2. Help teens be aware that facebook can make them feel better.  Explain that sometimes social networking can reduce stress and depression - by helping us connect with other people, conversing with others and feeling supported.

3.  Encourage them to use social networking sites actively rather than passively.  Ask them to limit their passive "scrolling/reading" time - and instead make comments, "like" and share content - and this is particularly useful if they have online friends who are likely to respond to it.

4.  Ask them to think about how likely it is (on any particular day) that either of the two will occur.  Are you likely to have a good conversation with a friend?  Are there people online that you think may support you or respond to you?  Then maybe social networking is a good idea for you right now.  Is it likely that no-one may respond to you?  Is it likely that you are going to make comments and no-one responds?  Then maybe social networking is NOT a good idea right now.

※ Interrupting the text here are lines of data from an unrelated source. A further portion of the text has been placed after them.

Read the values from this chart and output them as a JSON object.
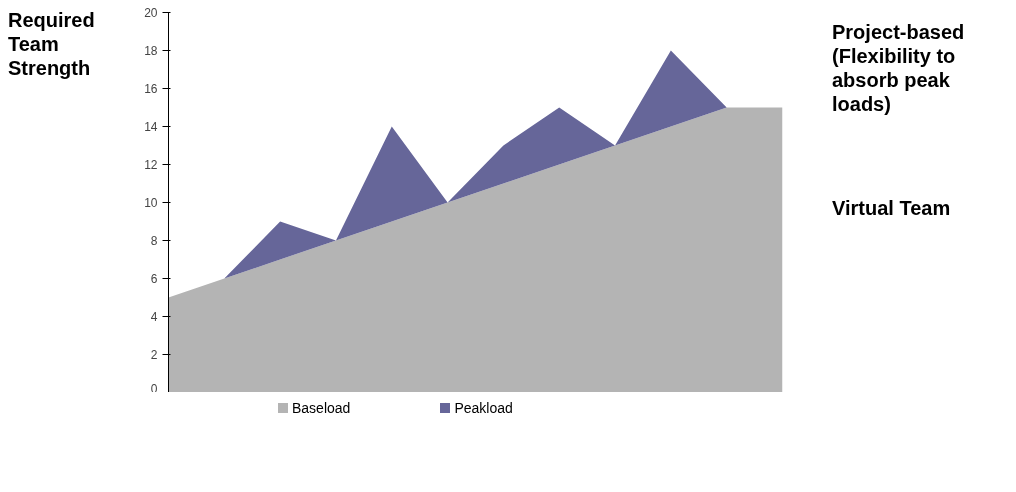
{
  "chart_data": {
    "type": "area",
    "stacked": true,
    "ylabel": "Required Team Strength",
    "categories": [
      null,
      null,
      null,
      null,
      null,
      null,
      null,
      null,
      null,
      null,
      null,
      null
    ],
    "series": [
      {
        "name": "Baseload",
        "color": "#b4b4b4",
        "values": [
          5,
          6,
          7,
          8,
          9,
          10,
          11,
          12,
          13,
          14,
          15,
          15
        ]
      },
      {
        "name": "Peakload",
        "color": "#666699",
        "values": [
          0,
          0,
          2,
          0,
          5,
          0,
          2,
          3,
          0,
          4,
          0,
          0
        ]
      }
    ],
    "ylim": [
      0,
      20
    ],
    "yticks": [
      0,
      2,
      4,
      6,
      8,
      10,
      12,
      14,
      16,
      18,
      20
    ],
    "grid": false,
    "legend": "bottom",
    "annotations": [
      "Project-based (Flexibility to absorb peak loads)",
      "Virtual Team"
    ]
  }
}
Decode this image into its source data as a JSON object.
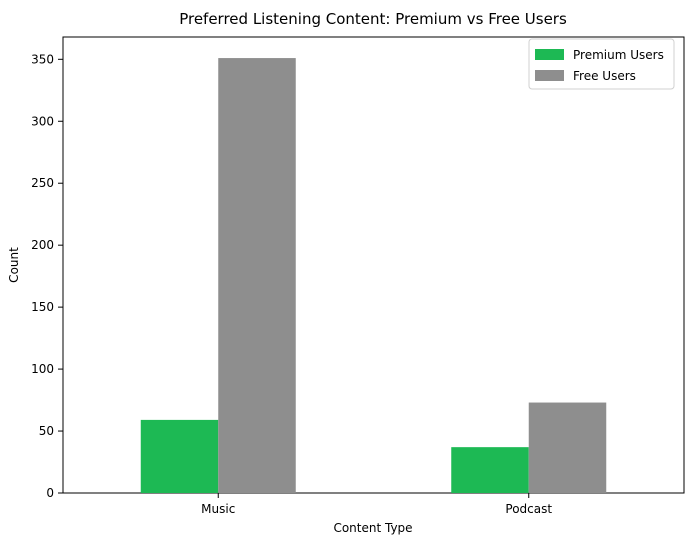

5.  Encourage them to OFFER social support online.  Be generous with comments, likes and shares where possible.  Respond to messages from friends where possible.  We need to build up a community of young people who look out for each other online.

6. Help teens be aware of the negative mood that might happen via social comparison online.  Remind them of the way people post - their friends will be mostly posting only the very flattering photos (and using photo editing apps), they will be posting the best version of their weekends and making comments about the most positive aspects of their friendships.  This is not real life.   Ask them how they can deal with feeling bad about themselves when they are online.

7.  Help teens be aware of the negative mood that might happen for them when they feel left out/not supported online.  Help them think about what they can do when this happens.

8.  As you can see, it's vital for us as parents and carers to be cautiously positive about social networking with teens.  Teens ARE going to use social networking and they need help in navigating this world.  If we dismiss it out of hand we can't provide this help.